Having the right information is so important when managing your child’s eczema, so we’ve compiled a list of five things you might not have been told but which could make all the difference in how you tackle the dreaded itch!
1. Side-effects of Topical Steroids
If topical steroids are used for too long, on delicate areas or in too high a potency, then skin can suffer damage such as becoming thinner, more fragile, more sensitive or even discoloured. Make sure you know the appropriate usage (how long, how much and at what potency) for different areas of the body.
2. Topical Steroid Addiction/Withdrawal (TSW)
TSW is the name given to rebound flare-ups that can appear after using steroids for an extended length of time. The rash isn’t related to triggers or stress but to the skin becoming dependent on steroids and it can appear as very red, very sore skin all over the body, especially on the face.
3. Irritating Ingredients
Have you considered whether the other ingredients in emollients and steroid creams might be causing irritation? These might include synthetics such as preservatives, paraffin, fragrances, SLS, PETs, but might also include natural substances such as lanolin, citrus and coconut. If you child’s skin is sensitive to the ingredients in their emollient, try alternatives.
4. Allergy Testing
Has thorough allergy-testing been offered? Triggers could be dietary or environmental, from detergents to pet hair to nuts. Sometimes it means being referred to a specialist unit outside your healthcare trust and can take a fair bit of persistence!

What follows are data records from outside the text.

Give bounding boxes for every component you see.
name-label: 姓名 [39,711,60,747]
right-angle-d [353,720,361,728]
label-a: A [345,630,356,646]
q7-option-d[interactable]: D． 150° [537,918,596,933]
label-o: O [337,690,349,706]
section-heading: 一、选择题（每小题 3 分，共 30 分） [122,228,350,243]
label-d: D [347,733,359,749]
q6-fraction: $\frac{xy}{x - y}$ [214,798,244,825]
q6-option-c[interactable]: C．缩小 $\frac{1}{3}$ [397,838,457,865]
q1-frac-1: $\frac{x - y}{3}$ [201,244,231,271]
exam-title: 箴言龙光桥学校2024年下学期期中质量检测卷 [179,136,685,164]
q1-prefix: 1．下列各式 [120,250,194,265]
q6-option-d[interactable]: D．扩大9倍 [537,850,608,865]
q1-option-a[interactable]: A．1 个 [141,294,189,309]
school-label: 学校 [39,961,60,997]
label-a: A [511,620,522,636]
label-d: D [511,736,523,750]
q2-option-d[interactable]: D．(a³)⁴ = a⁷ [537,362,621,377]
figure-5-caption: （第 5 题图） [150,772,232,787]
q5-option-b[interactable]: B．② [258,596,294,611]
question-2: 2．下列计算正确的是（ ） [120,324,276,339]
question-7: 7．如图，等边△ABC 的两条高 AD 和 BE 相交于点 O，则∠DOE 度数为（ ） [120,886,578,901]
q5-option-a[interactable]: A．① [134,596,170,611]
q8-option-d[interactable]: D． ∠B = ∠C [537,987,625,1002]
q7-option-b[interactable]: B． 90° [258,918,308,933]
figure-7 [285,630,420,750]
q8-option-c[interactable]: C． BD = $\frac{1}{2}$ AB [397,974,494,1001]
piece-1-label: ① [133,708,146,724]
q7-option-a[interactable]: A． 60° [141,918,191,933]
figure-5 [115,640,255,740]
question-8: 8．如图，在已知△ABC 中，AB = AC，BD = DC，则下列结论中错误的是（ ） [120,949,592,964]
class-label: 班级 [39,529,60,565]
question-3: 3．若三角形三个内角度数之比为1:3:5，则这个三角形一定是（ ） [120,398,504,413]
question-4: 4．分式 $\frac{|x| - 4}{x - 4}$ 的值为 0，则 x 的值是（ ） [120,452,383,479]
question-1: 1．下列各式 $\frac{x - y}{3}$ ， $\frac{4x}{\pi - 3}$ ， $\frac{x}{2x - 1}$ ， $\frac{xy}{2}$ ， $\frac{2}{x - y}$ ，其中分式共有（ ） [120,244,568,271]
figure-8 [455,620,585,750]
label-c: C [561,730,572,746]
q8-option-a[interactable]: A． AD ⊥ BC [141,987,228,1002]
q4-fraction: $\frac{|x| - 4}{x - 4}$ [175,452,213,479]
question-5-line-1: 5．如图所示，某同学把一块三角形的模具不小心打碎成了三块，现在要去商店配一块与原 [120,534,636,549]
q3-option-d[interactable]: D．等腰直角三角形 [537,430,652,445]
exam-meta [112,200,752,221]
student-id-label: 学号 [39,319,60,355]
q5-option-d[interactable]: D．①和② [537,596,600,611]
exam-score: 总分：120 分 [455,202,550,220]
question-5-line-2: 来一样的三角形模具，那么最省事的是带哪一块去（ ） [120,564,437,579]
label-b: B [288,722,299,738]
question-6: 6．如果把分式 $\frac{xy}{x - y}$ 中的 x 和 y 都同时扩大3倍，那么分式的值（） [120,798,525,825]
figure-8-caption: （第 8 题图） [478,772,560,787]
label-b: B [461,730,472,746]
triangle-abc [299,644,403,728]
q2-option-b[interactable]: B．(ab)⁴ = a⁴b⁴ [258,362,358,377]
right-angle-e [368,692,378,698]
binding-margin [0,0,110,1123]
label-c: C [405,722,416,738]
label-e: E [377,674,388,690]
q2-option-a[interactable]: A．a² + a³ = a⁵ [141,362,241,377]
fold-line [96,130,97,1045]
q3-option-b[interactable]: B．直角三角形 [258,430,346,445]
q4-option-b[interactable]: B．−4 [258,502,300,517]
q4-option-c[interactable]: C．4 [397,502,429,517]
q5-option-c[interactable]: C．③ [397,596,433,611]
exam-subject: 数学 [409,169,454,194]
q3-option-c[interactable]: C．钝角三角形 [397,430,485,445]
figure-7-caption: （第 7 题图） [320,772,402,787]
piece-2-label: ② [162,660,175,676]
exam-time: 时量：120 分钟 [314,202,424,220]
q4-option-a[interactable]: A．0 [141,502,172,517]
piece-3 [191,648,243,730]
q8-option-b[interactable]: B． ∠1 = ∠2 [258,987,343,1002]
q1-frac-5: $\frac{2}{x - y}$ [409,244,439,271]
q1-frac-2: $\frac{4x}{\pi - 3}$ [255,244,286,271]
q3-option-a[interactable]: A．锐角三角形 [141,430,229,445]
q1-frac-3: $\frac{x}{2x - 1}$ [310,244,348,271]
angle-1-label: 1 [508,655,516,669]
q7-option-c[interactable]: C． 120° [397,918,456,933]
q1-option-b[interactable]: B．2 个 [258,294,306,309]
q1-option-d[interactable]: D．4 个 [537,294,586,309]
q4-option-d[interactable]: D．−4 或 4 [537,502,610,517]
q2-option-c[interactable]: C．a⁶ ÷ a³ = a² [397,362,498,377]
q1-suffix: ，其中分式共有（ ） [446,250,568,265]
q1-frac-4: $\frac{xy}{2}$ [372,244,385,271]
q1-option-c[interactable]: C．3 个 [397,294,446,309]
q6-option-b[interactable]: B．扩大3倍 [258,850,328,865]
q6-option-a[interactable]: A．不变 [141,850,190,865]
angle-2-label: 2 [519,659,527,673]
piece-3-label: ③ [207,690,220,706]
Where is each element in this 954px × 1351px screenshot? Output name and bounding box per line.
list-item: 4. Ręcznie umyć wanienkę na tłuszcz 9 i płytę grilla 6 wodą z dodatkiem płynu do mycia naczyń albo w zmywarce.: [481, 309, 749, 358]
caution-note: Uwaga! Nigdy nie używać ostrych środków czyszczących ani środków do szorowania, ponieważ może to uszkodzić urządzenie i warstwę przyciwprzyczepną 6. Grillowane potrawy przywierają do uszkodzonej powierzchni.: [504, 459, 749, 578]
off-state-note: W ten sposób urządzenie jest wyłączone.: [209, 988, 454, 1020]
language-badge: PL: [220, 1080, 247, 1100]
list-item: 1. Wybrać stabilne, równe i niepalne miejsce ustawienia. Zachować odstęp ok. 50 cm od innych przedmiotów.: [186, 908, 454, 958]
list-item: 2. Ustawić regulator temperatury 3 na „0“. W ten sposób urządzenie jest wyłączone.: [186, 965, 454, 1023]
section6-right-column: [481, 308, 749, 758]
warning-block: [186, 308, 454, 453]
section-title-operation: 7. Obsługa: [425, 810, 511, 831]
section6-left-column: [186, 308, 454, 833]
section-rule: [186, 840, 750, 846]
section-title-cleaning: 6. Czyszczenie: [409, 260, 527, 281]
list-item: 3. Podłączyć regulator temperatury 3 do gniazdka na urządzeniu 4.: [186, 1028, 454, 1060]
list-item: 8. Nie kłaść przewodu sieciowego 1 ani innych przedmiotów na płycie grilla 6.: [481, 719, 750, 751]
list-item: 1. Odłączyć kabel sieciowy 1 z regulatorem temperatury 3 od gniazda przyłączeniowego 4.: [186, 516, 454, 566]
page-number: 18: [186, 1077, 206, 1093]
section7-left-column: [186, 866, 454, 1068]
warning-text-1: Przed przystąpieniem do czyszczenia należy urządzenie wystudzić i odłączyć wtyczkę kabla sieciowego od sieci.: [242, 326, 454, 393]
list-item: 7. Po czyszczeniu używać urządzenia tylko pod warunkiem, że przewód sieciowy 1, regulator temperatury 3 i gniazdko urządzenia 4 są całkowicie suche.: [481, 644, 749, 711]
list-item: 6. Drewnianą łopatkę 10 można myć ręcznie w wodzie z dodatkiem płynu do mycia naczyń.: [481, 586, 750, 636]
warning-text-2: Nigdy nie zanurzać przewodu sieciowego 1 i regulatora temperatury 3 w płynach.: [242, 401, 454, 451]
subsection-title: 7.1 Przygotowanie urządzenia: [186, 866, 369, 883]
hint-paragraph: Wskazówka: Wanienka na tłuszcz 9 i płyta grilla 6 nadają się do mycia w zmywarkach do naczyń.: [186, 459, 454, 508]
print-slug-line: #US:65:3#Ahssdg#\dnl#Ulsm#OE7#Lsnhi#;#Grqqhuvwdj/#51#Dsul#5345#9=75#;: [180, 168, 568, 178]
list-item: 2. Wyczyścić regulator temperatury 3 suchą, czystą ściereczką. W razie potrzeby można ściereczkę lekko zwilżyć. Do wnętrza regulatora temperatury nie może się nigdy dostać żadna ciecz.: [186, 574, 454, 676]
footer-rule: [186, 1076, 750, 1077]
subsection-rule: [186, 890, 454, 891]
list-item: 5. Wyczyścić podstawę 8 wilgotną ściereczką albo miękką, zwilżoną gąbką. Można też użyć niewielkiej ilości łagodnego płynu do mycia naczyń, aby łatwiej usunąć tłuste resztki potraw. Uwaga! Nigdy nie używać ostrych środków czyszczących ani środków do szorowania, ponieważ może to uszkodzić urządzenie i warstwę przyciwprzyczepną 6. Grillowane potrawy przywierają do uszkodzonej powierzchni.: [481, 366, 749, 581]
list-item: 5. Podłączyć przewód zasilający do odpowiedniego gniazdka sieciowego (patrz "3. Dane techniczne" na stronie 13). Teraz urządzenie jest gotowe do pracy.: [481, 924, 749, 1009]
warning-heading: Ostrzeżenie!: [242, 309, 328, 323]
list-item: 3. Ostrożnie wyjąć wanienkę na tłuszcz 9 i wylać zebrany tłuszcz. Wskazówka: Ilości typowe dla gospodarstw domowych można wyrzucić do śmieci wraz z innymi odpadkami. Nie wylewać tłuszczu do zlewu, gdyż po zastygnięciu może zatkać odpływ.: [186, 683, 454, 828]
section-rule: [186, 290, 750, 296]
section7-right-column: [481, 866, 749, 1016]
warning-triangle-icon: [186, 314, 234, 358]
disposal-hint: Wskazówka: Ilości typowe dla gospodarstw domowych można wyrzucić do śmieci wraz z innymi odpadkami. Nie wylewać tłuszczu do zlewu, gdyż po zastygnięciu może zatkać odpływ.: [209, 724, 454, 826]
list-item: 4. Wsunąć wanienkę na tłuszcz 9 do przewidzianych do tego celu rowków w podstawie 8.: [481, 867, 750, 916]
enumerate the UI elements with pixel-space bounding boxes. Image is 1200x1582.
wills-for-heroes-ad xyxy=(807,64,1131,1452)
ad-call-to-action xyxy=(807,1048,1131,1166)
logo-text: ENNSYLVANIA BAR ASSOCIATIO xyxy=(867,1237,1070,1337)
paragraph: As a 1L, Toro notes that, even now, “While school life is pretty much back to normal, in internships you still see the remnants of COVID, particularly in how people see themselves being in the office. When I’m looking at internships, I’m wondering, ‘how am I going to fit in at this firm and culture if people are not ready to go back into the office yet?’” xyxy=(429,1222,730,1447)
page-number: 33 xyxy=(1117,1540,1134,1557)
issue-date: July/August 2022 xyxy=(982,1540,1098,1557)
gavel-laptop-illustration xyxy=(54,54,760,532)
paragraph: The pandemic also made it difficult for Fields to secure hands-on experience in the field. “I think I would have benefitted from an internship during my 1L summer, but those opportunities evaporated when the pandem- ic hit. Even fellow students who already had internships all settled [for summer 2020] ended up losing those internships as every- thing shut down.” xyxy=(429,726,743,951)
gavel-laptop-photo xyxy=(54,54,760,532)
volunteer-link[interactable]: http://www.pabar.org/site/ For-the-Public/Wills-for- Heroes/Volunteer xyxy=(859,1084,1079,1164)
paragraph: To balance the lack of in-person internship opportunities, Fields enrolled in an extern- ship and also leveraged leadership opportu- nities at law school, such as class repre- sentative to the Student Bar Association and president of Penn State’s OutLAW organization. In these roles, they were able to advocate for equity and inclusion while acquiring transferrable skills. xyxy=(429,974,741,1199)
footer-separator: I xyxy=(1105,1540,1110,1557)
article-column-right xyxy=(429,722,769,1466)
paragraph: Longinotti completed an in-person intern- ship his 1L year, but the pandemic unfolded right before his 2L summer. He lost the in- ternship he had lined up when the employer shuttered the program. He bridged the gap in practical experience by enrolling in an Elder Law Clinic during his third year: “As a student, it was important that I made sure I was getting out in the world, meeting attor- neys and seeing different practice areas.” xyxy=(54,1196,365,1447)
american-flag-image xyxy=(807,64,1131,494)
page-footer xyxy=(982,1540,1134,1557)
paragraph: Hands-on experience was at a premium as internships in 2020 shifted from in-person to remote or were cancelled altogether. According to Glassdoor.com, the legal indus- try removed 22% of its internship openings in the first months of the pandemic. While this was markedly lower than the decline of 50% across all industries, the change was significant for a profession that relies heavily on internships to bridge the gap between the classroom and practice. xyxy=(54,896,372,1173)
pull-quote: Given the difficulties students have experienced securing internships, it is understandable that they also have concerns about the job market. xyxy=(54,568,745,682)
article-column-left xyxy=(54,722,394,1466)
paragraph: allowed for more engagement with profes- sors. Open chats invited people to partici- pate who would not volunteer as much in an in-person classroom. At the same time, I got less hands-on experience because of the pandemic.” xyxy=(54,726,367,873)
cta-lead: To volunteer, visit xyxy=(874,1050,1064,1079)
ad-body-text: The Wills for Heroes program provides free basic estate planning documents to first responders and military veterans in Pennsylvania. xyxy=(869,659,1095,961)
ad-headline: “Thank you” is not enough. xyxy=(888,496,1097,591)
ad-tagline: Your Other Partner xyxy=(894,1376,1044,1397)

5. Holistic Dermatology Care
Is the care your child is getting care that is specific to them? Does it take into account their preferences for emollients, their dietary or environmental triggers, whether or not infection is under control, and whether they can access items like bandages, pyjamas on prescription, etc.? Has your doctor gone through a good skin maintenance routine with you and your child, including good hygiene practice, avoiding stress and the regular application of effective non-irritant emollients even when there are no symptoms? Have you been advised about which detergents, body washes, shampoos might be best avoided? Has your child been given coping strategies to help them not to scratch?
Keeping on top of flare-ups involves so much more than just applying some cream: make sure you get the advice that’s right for your child!